Brandy Clark Has an Eye for Small Town Details

2 minute read

Brandy Clark isn’t a household name, but she’s given Nashville some of its most memorable hits of the decade. The co-writer of smashes like Kacey Musgraves’ provocative “Follow Your Arrow,” Clark has a knack for big melodies and punchy yet heartfelt lyrics that have made her one of country’s driving forces. Her dirt-road poetry is firmly embedded in the genre’s roots, but her take on country’s outlaw spirit is decidedly modern.

On her second solo album, Big Day in a Small Town, Clark focuses her sharp eye on the American map’s tiniest dots, those areas too small for a Waffle House or a Walmart, where porches serve as gathering places and where gossip can spread like wildfire. Clark’s lyrics populate her Town with characters whose personalities spring in full from the smallest details–the fall from grace of “Homecoming Queen” emerges from imagery of clipped coupons and sequined dresses long outgrown, while “Soap Opera” describes a beauty parlor where one woman worked her way up from shampoo duty to “playing shrink to every head of hair.”

Clark’s amped-up take on twang may not be as massive as her arena-ready male compatriots’, but when she cranks things up, it’s a damn good time.
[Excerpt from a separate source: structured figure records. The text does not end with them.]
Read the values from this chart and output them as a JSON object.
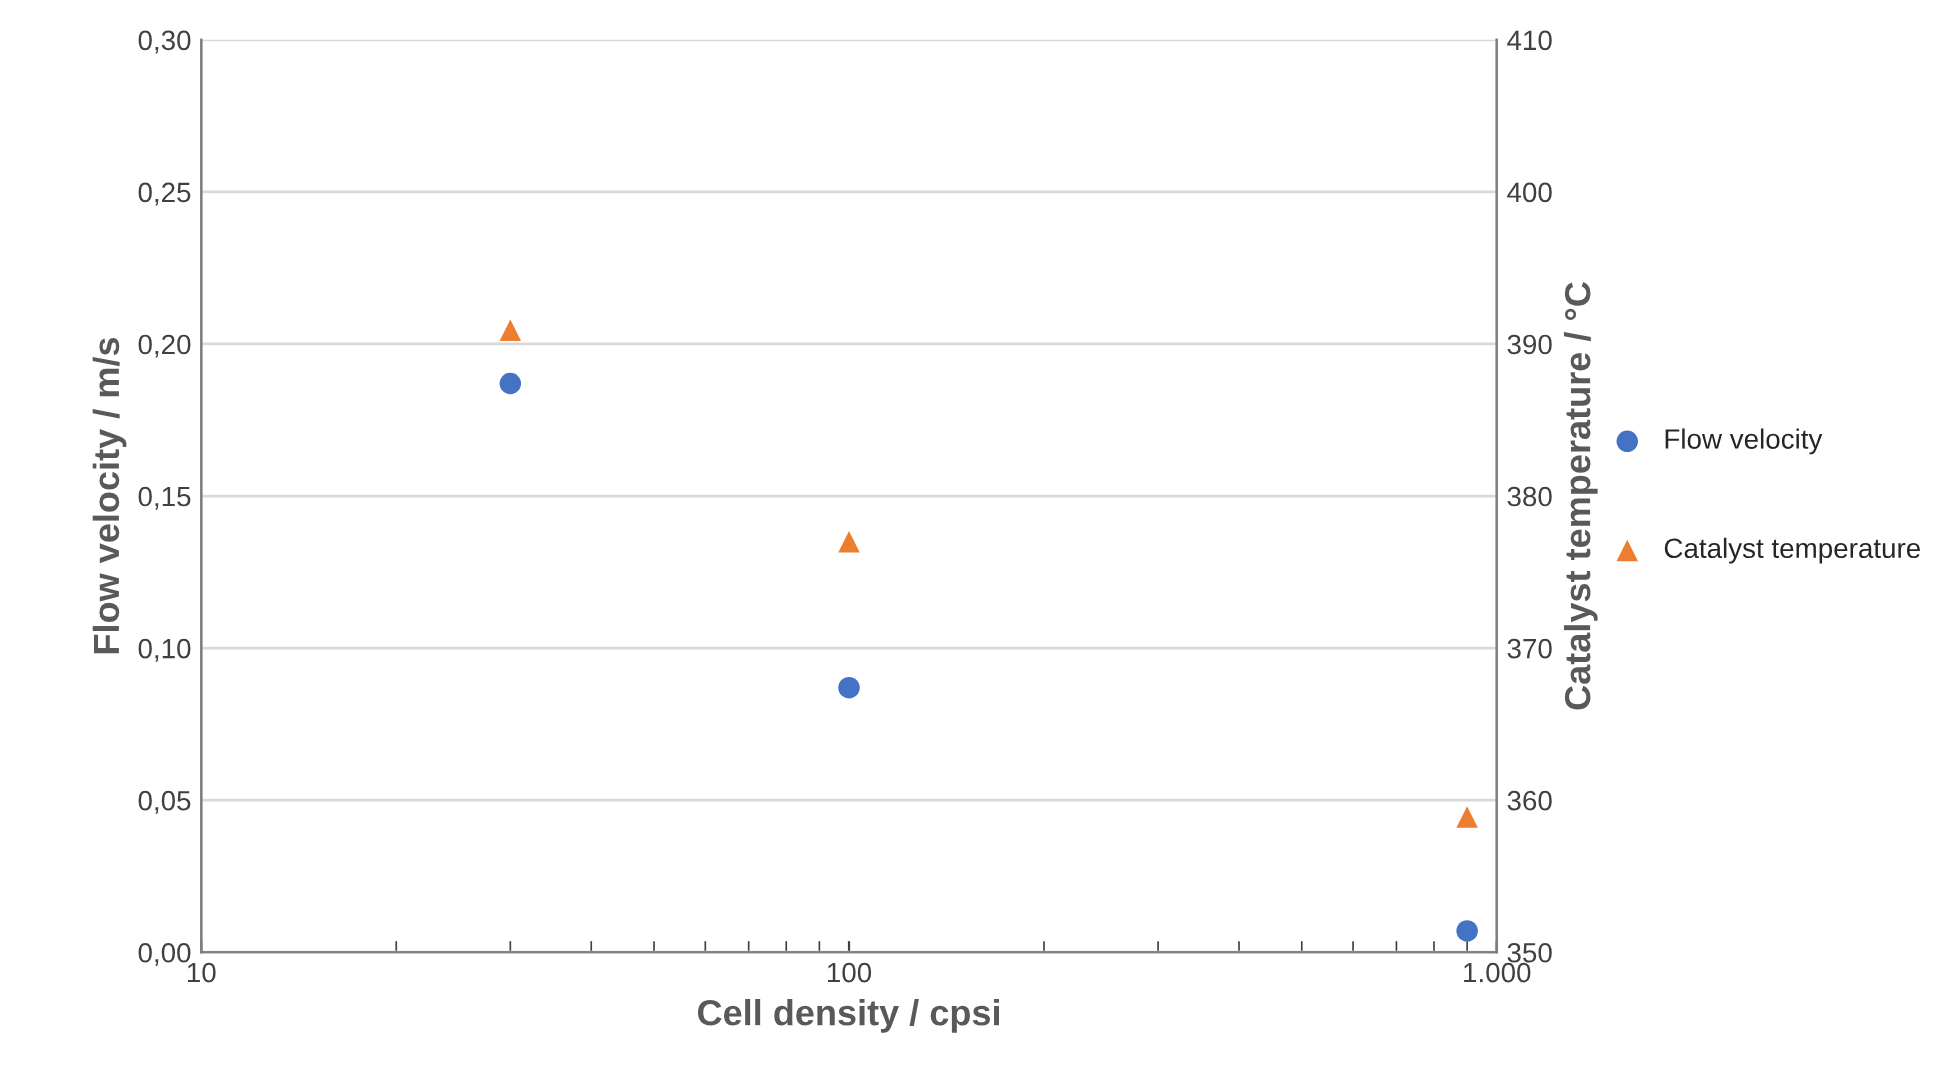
{
  "chart_data": {
    "type": "scatter",
    "log": "x",
    "xlabel": "Cell density / cpsi",
    "ylabel": "Flow velocity / m/s",
    "y2label": "Catalyst temperature / °C",
    "xlim": [
      10,
      1000
    ],
    "xticks": [
      10,
      100,
      {
        "value": 1000,
        "label": "1.000"
      }
    ],
    "ylim": [
      0,
      0.3
    ],
    "yticks": [
      {
        "value": 0,
        "label": "0,00"
      },
      {
        "value": 0.05,
        "label": "0,05"
      },
      {
        "value": 0.1,
        "label": "0,10"
      },
      {
        "value": 0.15,
        "label": "0,15"
      },
      {
        "value": 0.2,
        "label": "0,20"
      },
      {
        "value": 0.25,
        "label": "0,25"
      },
      {
        "value": 0.3,
        "label": "0,30"
      }
    ],
    "y2lim": [
      350,
      410
    ],
    "y2ticks": [
      350,
      360,
      370,
      380,
      390,
      400,
      410
    ],
    "grid": "y",
    "legend": "right",
    "series": [
      {
        "name": "Flow velocity",
        "color": "#4472c4",
        "marker": "circle",
        "x": [
          30,
          100,
          900
        ],
        "values": [
          0.187,
          0.087,
          0.007
        ]
      },
      {
        "name": "Catalyst temperature",
        "color": "#ed7d31",
        "marker": "triangle",
        "axis": "y2",
        "x": [
          30,
          100,
          900
        ],
        "values": [
          390.9,
          377,
          358.9
        ]
      }
    ]
  }
}
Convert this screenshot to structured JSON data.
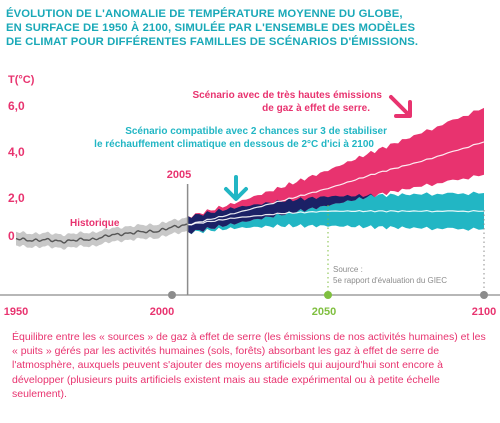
{
  "title_lines": [
    "ÉVOLUTION DE L'ANOMALIE DE TEMPÉRATURE MOYENNE DU GLOBE,",
    "EN SURFACE DE 1950 À 2100, SIMULÉE PAR L'ENSEMBLE DES MODÈLES",
    "DE CLIMAT POUR DIFFÉRENTES FAMILLES DE SCÉNARIOS D'ÉMISSIONS."
  ],
  "colors": {
    "title": "#1aa9b8",
    "historical": "#8c8c8c",
    "high_scenario": "#e8336f",
    "low_scenario": "#22b6c4",
    "overlap": "#1b2166",
    "markers": "#7fbf3f",
    "footer": "#e8336f"
  },
  "chart_data": {
    "type": "area",
    "ylabel": "T(°C)",
    "yticks": [
      "6,0",
      "4,0",
      "2,0",
      "0"
    ],
    "ylim": [
      -1,
      6.5
    ],
    "xlim": [
      1950,
      2100
    ],
    "xticks": [
      "1950",
      "2000",
      "2050",
      "2100"
    ],
    "grid": false,
    "marker_2005": "2005",
    "historical_label": "Historique",
    "high_label_lines": [
      "Scénario avec de très hautes émissions",
      "de gaz à effet de serre."
    ],
    "low_label_lines": [
      "Scénario compatible avec 2 chances sur 3 de stabiliser",
      "le réchauffement climatique en dessous de 2°C d'ici à 2100"
    ],
    "source_lines": [
      "Source :",
      "5e rapport d'évaluation du GIEC"
    ],
    "series": [
      {
        "x": [
          1950,
          1955,
          1960,
          1965,
          1970,
          1975,
          1980,
          1985,
          1990,
          1995,
          2000,
          2005
        ],
        "mean": [
          -0.15,
          -0.25,
          -0.2,
          -0.3,
          -0.2,
          -0.2,
          0.0,
          0.05,
          0.15,
          0.15,
          0.35,
          0.45
        ],
        "low": [
          -0.45,
          -0.55,
          -0.5,
          -0.6,
          -0.5,
          -0.5,
          -0.3,
          -0.25,
          -0.15,
          -0.15,
          0.05,
          0.15
        ],
        "high": [
          0.15,
          0.05,
          0.1,
          0.0,
          0.1,
          0.1,
          0.3,
          0.35,
          0.45,
          0.45,
          0.65,
          0.75
        ]
      },
      {
        "name": "Scénario avec de très hautes émissions de gaz à effet de serre.",
        "x": [
          2005,
          2020,
          2035,
          2050,
          2065,
          2080,
          2100
        ],
        "mean": [
          0.45,
          0.95,
          1.5,
          2.05,
          2.7,
          3.25,
          4.1
        ],
        "low": [
          0.1,
          0.5,
          0.9,
          1.3,
          1.75,
          2.15,
          2.65
        ],
        "high": [
          0.8,
          1.4,
          2.1,
          2.85,
          3.7,
          4.5,
          5.6
        ]
      },
      {
        "name": "Scénario compatible avec 2 chances sur 3 de stabiliser le réchauffement climatique en dessous de 2°C d'ici à 2100",
        "x": [
          2005,
          2020,
          2035,
          2050,
          2065,
          2080,
          2100
        ],
        "mean": [
          0.45,
          0.75,
          0.95,
          1.05,
          1.05,
          1.05,
          1.05
        ],
        "low": [
          0.1,
          0.3,
          0.4,
          0.4,
          0.35,
          0.3,
          0.25
        ],
        "high": [
          0.8,
          1.2,
          1.5,
          1.7,
          1.75,
          1.8,
          1.85
        ]
      }
    ]
  },
  "footer_text": "Équilibre entre les « sources » de gaz à effet de serre (les émissions de nos activités humaines) et les « puits » gérés par les activités humaines (sols, forêts) absorbant les gaz à effet de serre de l'atmosphère, auxquels peuvent s'ajouter des moyens artificiels qui aujourd'hui sont encore à développer (plusieurs puits artificiels existent mais au stade expérimental ou à petite échelle seulement)."
}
A boisterous stomp anchors the devil-may-care optimism of “Broke,” while the feisty “Girl Next Door” takes aim at unrealistic expectations of femininity from the Virgin Mary to Barbie. Yet she also deftly operates within country’s more traditional structures. The vengeful “Daughter,” with backing vocals by Musgraves, has a giddy honky-tonk feel and a gimlet-eyed view of life’s circular nature: “She can’t help but love them boys who love to love and leave them girls/ Just like her father.” It’s this injection of grit and honesty into the genre’s most familiar tropes that makes her one of its biggest talents.